Les humanoïdes de Realbotix rappellent que la performance n’est pas seulement mécanique : elle est aussi relationnelle. Expressions faciales, regard, micro-réactions, conversation plus fluide : l’objectif est de franchir la frontière de l’outil pour entrer dans le registre du “présent”. Et c’est précisément là que le CES 2026 ouvre la boîte noire des controverses : confusion affective, attachement excessif, exposition de publics vulnérables, ambiguïtés culturelles et éthiques.
Ces robots posent une question neuve : quand l’interface ressemble à une personne, quels droits, quelles limites, quelle transparence ? La technique avance vite ; l’acceptabilité, elle, ne suivra pas sans règles, garde-fous et design responsable.
Au milieu des humanoïdes, les exosquelettes font figure d’évidence pragmatique : ils sont la robotique qui s’adapte à l’humain, et non l’inverse. Allègement, modularité, capteurs, prévention des TMS, rééducation : on est dans le mesurable, le déployable, le finançable. D’ici 2030, ils pourraient même “concurrencer” certains humanoïdes sur des tâches précises : mieux vaut parfois augmenter un travailleur que prétendre le remplacer.
Le CES 2026 confirme donc un tournant : la robotique humanoïde passe du rêve à la réalité — mais pas encore à grande échelle. Entre 2026 et 2028, on verra probablement l’extension des exosquelettes, des robots spécialisés au domicile, et des humanoïdes industriels en tests.
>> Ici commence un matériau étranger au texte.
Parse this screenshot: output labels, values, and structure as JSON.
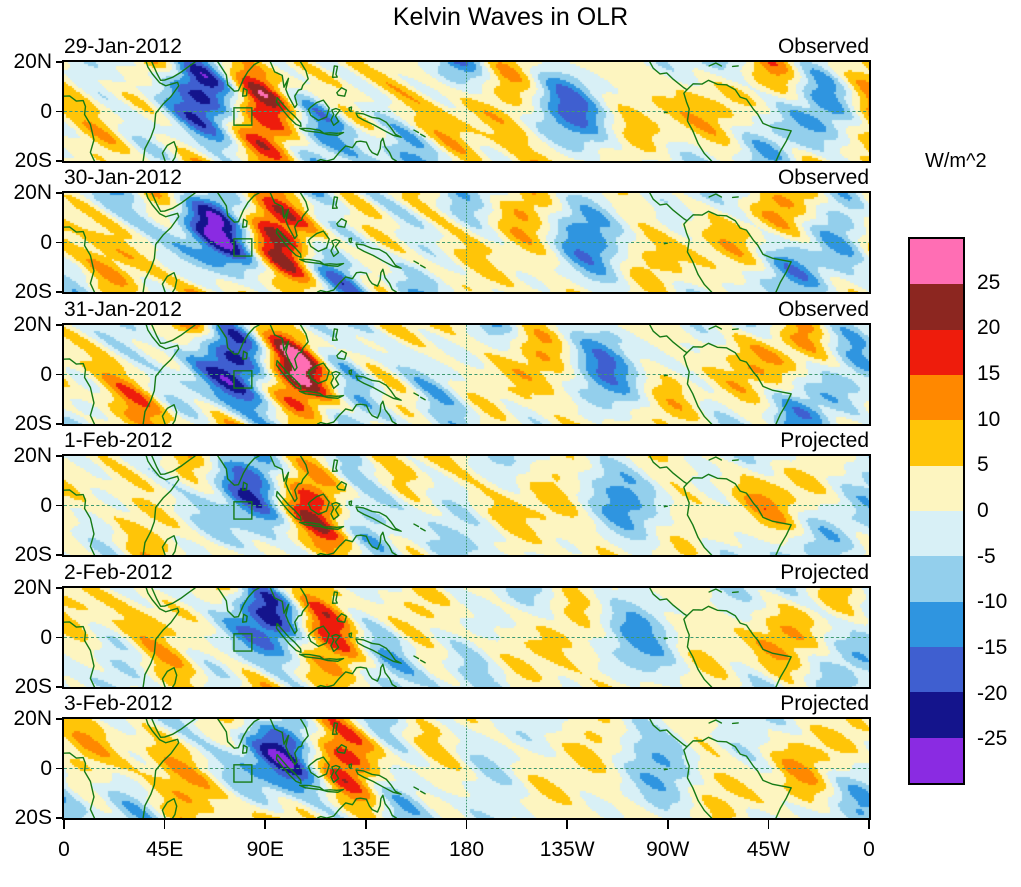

Entre 2028 et 2030, la baisse des coûts et de nouveaux modèles économiques (location, abonnement, services) pourraient élargir l’accès, tandis que les débats éthiques — surtout autour des robots émotionnels — deviendront structurants.
D’ici 2030, imaginer un monde “sans robots” deviendra difficile. La question n’est plus de savoir s’ils arrivent, mais comment on les rend utiles, sûrs, justes — et vivables. Et c’est peut-être le vrai message du CES 2026 : l’innovation n’a plus besoin d’être seulement impressionnante. Elle doit désormais être habitable.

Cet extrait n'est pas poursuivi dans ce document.